L’initiative pour la diversité musicale critique le fait que la ville de Bâle finance 90 pour cent de son budget d’encouragement pour des orchestres et des institutions de musique classique, alors même que les règles d’encouragement stipulent la diversité. C’est pourquoi, à l’avenir, un tiers de l’argent devrait être consacré à la création musicale gratuite de tous styles. Fabian Gisler, du comité d’initiative, déclare : « Nous aurions pu simplement demander plus d’argent, mais nous ne le ferons pas.
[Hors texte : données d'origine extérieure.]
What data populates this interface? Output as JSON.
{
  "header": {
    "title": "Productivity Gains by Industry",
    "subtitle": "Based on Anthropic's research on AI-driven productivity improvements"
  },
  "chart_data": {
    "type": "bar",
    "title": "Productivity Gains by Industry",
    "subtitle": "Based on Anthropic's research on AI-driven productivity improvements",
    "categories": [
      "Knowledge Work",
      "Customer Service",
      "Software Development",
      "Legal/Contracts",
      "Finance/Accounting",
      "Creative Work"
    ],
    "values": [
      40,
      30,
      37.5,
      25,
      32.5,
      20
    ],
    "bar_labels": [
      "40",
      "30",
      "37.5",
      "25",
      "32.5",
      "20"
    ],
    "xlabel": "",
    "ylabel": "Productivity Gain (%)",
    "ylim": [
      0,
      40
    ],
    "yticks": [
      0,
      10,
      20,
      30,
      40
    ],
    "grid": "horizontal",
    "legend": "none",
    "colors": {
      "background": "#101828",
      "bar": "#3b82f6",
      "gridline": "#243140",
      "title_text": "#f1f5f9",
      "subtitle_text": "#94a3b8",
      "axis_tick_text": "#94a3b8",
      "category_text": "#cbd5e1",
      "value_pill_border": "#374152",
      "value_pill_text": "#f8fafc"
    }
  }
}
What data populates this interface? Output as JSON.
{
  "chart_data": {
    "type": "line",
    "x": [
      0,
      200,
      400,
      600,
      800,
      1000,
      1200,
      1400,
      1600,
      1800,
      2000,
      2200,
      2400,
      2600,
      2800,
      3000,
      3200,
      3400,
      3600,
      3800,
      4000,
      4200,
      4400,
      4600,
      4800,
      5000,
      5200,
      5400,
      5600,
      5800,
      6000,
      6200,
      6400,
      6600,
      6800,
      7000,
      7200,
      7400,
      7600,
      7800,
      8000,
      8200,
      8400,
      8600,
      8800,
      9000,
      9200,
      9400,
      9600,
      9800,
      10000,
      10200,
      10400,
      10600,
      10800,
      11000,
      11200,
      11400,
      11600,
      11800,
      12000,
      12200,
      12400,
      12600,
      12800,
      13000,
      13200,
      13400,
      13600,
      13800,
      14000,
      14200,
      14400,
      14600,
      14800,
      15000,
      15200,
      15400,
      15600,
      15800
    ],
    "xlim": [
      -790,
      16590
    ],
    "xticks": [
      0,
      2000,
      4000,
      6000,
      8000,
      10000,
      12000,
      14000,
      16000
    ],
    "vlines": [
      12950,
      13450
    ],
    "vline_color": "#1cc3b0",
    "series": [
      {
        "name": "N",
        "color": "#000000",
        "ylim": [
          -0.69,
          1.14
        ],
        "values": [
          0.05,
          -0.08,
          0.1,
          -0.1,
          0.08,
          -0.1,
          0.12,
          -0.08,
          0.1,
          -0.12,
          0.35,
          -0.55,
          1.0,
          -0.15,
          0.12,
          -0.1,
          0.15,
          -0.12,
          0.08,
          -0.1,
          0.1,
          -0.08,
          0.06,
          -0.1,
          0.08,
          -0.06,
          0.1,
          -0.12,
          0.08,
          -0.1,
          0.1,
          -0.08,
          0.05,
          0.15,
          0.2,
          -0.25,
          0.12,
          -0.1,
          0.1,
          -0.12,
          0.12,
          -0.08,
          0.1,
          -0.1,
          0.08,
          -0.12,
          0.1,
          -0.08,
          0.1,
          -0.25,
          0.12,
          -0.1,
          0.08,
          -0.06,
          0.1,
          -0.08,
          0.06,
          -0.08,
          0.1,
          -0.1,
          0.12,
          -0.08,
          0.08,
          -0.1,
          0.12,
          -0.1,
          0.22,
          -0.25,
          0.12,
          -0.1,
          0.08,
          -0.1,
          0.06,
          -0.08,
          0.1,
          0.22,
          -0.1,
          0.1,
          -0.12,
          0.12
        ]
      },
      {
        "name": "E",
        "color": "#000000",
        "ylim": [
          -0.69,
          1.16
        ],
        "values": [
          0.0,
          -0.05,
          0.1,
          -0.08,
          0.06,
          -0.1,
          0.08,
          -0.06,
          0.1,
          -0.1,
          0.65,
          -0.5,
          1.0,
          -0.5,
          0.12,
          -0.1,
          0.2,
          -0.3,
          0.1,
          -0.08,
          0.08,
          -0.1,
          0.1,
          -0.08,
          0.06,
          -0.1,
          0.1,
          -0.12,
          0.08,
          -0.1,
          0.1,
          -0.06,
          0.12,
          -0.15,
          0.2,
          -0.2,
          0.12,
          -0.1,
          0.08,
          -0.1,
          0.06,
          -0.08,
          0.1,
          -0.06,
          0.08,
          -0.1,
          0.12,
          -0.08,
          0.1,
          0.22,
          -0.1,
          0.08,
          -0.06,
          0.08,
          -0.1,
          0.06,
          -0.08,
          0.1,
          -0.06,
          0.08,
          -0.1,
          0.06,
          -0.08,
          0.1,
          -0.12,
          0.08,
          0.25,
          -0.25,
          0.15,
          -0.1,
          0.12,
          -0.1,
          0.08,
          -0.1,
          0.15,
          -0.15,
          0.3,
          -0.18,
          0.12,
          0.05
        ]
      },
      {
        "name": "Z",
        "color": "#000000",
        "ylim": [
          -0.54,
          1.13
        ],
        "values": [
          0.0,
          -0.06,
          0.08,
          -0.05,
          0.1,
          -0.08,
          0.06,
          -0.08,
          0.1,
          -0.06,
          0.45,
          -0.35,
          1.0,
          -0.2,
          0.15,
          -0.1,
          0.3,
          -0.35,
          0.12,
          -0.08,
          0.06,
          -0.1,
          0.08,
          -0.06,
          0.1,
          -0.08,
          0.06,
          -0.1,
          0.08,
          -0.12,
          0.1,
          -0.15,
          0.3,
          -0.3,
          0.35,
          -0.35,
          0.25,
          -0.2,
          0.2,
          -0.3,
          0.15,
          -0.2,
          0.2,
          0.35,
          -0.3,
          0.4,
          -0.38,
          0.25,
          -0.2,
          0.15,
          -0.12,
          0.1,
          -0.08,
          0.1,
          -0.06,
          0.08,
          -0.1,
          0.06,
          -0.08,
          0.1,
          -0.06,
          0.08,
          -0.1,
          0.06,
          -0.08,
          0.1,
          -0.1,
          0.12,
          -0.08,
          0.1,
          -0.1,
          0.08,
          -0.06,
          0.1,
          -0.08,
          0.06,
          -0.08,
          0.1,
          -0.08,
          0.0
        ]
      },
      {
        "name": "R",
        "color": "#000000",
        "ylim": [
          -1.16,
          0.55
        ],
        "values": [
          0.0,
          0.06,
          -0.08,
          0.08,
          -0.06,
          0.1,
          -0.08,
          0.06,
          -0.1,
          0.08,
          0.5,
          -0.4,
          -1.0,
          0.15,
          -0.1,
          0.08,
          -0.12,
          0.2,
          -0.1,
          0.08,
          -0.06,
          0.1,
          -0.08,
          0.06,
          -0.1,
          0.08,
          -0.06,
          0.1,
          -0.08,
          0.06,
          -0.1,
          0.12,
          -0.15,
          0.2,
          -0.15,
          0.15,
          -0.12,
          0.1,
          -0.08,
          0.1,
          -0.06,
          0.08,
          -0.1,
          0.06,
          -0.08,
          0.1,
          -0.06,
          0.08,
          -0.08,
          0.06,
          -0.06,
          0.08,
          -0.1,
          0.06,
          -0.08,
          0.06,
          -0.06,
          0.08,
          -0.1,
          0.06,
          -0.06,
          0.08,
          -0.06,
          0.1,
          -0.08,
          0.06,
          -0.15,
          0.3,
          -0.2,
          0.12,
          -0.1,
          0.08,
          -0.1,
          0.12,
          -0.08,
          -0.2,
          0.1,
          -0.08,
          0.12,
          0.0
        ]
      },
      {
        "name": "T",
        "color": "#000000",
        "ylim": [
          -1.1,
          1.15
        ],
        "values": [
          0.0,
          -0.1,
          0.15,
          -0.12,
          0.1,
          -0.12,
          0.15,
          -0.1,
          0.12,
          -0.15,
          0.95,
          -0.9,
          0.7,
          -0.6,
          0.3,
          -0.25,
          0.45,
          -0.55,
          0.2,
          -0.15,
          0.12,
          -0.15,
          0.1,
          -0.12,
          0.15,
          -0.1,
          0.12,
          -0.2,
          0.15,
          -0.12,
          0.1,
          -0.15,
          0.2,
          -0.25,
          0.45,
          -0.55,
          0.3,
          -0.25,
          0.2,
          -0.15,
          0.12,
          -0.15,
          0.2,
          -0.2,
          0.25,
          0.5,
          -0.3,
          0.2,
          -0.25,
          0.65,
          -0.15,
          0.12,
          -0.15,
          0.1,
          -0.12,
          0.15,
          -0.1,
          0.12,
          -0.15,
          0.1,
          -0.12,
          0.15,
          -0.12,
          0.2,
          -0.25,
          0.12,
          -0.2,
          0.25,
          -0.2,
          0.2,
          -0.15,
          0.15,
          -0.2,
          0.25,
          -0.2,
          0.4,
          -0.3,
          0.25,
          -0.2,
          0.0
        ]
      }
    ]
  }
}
Notre objectif est de susciter un débat entre les institutions, les hommes politiques, les indépendants et la population sur ce qu’il convient de promouvoir aujourd’hui.
Il y a beaucoup de résistance à cette initiative. Pour le Comité du Non, c’est-à-dire les institutions, il ne s’agit pas seulement d’une perte d’argent, mais aussi d’une perte de pouvoir. Le BAK et les organismes cantonaux de soutien seraient également confrontés à ce problème s’il s’agissait un jour de créer un institut du cinéma.
Le Danemark n’est d’ailleurs devenu un grand modèle qu’après que le centre cinématographique a pris des mesures à la fin des années 1980 : le budget de production a été divisé par deux et l’argent destiné au financement des scénarios a été triplé. Lorsque le succès s’est fait sentir, l’État a triplé le financement total.